In-vitro Test Of Targeted Nano Magnetic Resonance Contrast Medium C225-USPIO Against EGFR

Objective To investigate the immunobinding activity,toxicity and the capability to magnetic resonance imaging of targeted nano contrast medium C225-USPIO in vitro. Methods Etuximab (C225) and ultrasmall superparamagnetic iron oxide (USPIO) were connected by carbodiimide to form targeted nano contrast medium C225-USPIO against EGFR. The conjugation efficiency, which indicates the percentage of the C225 conjugated to USPIO with respect to the total amount used for preparation of nanoparticles, was determined by BCA protein assay kit. The immunobinding activity of C225-USPIO to the nasopharyngeal carcinoma cell line SUNE1 was confirmed by flow cytometry. The MTT-based toxicity and proliferation assay was performed to analyse the potential toxicity of C225-USPIO. Flow cytometry analysis demonstrates apoptosis of SUNE1 cells and Beas-2B cells cultured by C225-USPIO over 24 hours and 48 hours. Prussian blue staining was used to detect C225-USPIO targeted binding to SUNE1 cells. Magnetic resonance imaging (MRI) signal strength variation was detected by 4.7T MRI, after C225-USPIO,IgG-USPIO,USPIO with Fe concentration 75μg/ml incubating SUNE1,Beas-2B cells for 2 hours.Result BCA protein assay kit displayed that the highest binding of C225 was 68.54% when USPIO connecting with C225 in the proportion of 1:2. As indicated by flow cytometry, C225-USPIO had well immunobinding activity with EGFR on the surface of SUNE1 cells (p=0.025).
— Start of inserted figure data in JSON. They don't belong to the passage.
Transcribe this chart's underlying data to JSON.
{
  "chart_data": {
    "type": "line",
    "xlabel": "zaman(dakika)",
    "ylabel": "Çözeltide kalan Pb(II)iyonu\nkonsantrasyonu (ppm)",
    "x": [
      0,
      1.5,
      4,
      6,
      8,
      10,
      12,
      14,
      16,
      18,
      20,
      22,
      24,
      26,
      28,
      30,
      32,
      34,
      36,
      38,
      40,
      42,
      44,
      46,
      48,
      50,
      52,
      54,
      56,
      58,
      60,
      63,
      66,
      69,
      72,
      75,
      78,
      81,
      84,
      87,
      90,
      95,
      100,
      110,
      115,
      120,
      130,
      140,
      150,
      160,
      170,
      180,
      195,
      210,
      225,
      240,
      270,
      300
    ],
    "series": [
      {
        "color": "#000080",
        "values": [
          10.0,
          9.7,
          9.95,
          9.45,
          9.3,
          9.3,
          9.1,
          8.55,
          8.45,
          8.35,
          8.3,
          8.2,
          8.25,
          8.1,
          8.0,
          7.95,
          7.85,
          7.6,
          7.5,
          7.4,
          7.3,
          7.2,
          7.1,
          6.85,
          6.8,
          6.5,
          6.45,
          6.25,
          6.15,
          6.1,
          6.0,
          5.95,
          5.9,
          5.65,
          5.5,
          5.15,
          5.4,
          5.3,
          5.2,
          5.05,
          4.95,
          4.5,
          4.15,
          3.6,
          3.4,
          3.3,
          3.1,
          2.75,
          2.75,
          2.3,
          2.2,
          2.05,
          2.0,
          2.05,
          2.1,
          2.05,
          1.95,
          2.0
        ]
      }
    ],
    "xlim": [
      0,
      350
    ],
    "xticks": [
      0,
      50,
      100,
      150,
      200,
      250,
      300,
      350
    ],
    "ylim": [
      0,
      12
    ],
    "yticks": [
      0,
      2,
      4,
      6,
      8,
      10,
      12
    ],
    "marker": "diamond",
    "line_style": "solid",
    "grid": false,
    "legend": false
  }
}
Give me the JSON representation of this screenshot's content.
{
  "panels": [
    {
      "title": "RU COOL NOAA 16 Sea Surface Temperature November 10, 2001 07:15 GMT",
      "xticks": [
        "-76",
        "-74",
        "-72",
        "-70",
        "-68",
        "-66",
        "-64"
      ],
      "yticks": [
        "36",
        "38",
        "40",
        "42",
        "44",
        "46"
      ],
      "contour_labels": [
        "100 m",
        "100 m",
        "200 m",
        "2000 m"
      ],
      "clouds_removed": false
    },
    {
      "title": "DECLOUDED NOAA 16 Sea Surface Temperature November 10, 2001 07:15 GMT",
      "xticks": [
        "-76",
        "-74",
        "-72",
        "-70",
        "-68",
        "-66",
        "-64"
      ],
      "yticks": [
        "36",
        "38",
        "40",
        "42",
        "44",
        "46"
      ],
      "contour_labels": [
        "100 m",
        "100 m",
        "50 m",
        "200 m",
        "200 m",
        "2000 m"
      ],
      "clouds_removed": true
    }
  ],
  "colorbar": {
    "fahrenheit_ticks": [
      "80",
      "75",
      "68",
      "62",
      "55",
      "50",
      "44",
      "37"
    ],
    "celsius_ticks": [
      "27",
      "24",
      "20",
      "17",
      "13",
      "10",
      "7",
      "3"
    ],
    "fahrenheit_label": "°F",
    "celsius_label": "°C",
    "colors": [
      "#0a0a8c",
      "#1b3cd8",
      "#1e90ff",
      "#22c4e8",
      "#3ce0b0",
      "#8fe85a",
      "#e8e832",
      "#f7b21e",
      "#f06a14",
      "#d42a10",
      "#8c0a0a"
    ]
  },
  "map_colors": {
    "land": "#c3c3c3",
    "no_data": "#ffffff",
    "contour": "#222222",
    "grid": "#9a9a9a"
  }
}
The MTT assay and the flow cytometry analysis showed that C225-USPIO did not affect proliferation and apoptosis of SUNE1 and Beas-2B cells (p>0.05). And as indicated by Prussian blue staining, C225-USPIO could specifically bind with EGFR on the surface of SUNE1 cell, while no iron depositions were observed in the control group. C225-USPIO decreased the signal intensity of MRI T2 significantly in the SUNE1 cells group, as indicated by 4.7T MRI.Conclusion C225-USPIO did not affect proliferation and apoptosis of SUNE1 and Beas-2B cells. C225-USPIO is demonstrated to be able to selectively accumulate in SUNE1 cells, resulting in a marked decrease of MRI T2-weighted signal intensity.